Moni Ovadia alle europee
e la pace in Medio Oriente
Moni Ovadia annuncia la propria candidatura alle prossime elezioni europee con L’altra Europa con Tsipiras con una lettera. Insieme a Andrea Camilleri, Barbara Spinelli e Adriano Prosperi definisce la lista “uno straordinario elemento di novità: una lista della società civile, autonoma dai partiti, capace di dare vita, raccogliere, rilanciare le lotte civili e sociali, di opinione e di piazza”. Se eletti, continua il Corriere della Sera citando la lettera, i quattro candidati annunciano che lasceranno il posto “a candidati che più di noi hanno le energie e le competenze per portare a Bruxelles e Strasburgo la nostra voce e i nostri valori in un lavoro quotidiano che sarebbe al di sopra delle nostre forze”.

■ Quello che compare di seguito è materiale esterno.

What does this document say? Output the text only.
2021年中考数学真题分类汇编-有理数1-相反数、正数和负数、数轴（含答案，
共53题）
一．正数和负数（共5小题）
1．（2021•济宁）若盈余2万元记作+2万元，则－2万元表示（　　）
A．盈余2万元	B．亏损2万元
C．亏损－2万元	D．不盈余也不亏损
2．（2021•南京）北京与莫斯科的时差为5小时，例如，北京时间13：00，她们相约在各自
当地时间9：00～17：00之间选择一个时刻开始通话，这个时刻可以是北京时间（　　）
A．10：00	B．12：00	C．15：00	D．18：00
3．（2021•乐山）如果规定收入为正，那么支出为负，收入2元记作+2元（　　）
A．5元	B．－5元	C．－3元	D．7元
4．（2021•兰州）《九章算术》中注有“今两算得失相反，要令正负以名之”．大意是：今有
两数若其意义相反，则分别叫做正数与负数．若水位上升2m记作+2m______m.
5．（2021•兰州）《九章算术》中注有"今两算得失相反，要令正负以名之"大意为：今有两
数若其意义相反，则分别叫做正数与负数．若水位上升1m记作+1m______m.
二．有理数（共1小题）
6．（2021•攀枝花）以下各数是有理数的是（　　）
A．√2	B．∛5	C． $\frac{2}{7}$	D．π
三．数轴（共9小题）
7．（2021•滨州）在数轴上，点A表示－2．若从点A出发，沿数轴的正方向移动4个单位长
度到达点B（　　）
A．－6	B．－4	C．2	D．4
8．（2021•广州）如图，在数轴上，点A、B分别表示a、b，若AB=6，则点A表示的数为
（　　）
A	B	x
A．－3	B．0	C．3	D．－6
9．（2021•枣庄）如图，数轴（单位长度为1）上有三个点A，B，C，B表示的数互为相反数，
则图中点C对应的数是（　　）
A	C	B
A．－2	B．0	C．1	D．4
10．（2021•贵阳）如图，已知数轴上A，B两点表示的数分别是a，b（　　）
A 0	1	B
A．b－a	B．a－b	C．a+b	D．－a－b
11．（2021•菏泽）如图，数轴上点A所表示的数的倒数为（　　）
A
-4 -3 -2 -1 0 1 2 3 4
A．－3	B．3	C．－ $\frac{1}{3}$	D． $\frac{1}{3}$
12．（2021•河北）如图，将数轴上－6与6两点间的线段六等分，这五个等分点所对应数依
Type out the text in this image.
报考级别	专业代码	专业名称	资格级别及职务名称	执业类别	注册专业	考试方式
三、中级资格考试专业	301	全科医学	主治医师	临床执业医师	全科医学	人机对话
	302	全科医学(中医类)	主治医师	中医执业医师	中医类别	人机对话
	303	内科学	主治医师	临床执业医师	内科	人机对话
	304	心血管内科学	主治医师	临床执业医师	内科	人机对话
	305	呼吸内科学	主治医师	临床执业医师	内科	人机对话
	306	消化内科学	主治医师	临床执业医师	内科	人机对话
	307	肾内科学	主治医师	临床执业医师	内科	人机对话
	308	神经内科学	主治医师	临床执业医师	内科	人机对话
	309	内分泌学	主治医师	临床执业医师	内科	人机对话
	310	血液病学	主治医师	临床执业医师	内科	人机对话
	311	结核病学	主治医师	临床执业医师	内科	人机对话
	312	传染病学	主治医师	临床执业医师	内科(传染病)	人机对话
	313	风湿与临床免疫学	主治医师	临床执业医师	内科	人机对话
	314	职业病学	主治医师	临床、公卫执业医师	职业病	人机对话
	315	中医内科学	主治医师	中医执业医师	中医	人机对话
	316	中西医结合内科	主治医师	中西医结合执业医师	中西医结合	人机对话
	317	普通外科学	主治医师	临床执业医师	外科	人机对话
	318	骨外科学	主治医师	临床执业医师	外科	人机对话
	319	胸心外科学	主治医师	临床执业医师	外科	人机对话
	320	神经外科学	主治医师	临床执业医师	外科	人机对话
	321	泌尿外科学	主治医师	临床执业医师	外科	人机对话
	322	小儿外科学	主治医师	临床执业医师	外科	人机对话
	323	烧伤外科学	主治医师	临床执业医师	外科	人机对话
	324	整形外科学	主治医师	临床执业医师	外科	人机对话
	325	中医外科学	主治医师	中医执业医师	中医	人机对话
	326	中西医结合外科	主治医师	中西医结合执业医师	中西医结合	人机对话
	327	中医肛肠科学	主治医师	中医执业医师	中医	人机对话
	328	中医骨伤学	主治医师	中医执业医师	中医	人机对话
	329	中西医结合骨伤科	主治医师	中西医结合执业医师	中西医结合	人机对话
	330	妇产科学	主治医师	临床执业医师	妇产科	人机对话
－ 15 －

È la Nazione a raccontare in un trafiletto come ieri “centinaia di migliaia di ebrei ortodossi” siano confluiti a Gerusalemme da tutta Israele per manifestare contro la nuova legge che, se approvata, introdurrà la leva obbligatoria anche per gli studenti delle yeshivot, le scuole religiose, per ora rinviata. L’Alta Corte israeliana ha recentemente imposto alla Knesset di approvare entro marzo una legge che regolamenti in maniera definitiva la questione.
Sul Financial Times un articolo intitolato “Obama deve mostrarsi risoluto con Netanyahu” sostiene come oggi, durante l’incontro fra il primo ministro israeliano e il presidente statunitense, dietro ai sorrisi di facciata la tensione sarà altissima. Le cose sono essere cambiate rispetto al passato e il tentativo israeliano di ottenere nuove sanzioni contro l’Iran si scontra con la volontà americana di spingere Netanyahu ad avallare almeno l’intelaiatura dell’accordo israelo-palestinese che sta strutturando John Kerry. Accordo che è argomento dell’altro articolo comparso sulla stessa testata, dove si cita il Segretario di Stato americano: “Rido delle persone che sostengono che il processo di pace non sta andando da nessuna parte”. Dopo aver passato gli ultimi sei mesi a visitare tutti i paesi coinvolti è ora arrivato il momento di scoprire le carte e Kerry parlerà oggi alla conferenza annuale dell’Aipac, l’American Israel Public Affairs Committee, proprio quando Benjamin Netanyahu sarà alla Casa Bianca.
Sul Tempo compare la notizia che un tifoso del Borussia Dortmund sorpreso a fare il saluto nazista allo stadio non potrà tornarvi fino al 2020. E sul razzismo nel calcio, ma da un altra prospettiva, si esprime anche Sol Campbell, ex difensore e nazionale inglese di colore, che nella sua autobiografia accusa di razzismo la Football Association che “preferiva fossi bianco”. (Corriere)
Molto spazio alle discriminazioni anche su numerose altre testate, che raccontano come la Disney abbia comunicato che non finanzierà più i “Boy Scout of America” a causa della messa al bando dei giovani omosessuali per quanto riguarda i vertici dell’organizzazione. (il Giornale, il Messaggero, Repubblica). Su il Fatto Quotidiano numerosi articoli accompagnano la segnalazione che la legge contro l’omofobia, approvata dalla Camera, dovrà ancora superare un passaggio difficile al Senato dopo le polemiche che l’hanno sino ad ora accompagnata. La legge è comunque stata bocciata dalle associazioni omosessuali perché pare tutelare le organizzazioni “di natura politica, sindacale, culturale, sanitaria, di istruzione ovvero direligione e di culto”. Il Sole 24 invece ore si occupa del Gender pay gap, ossia della differenza di retribuzione mensile netta tra uomini e donne.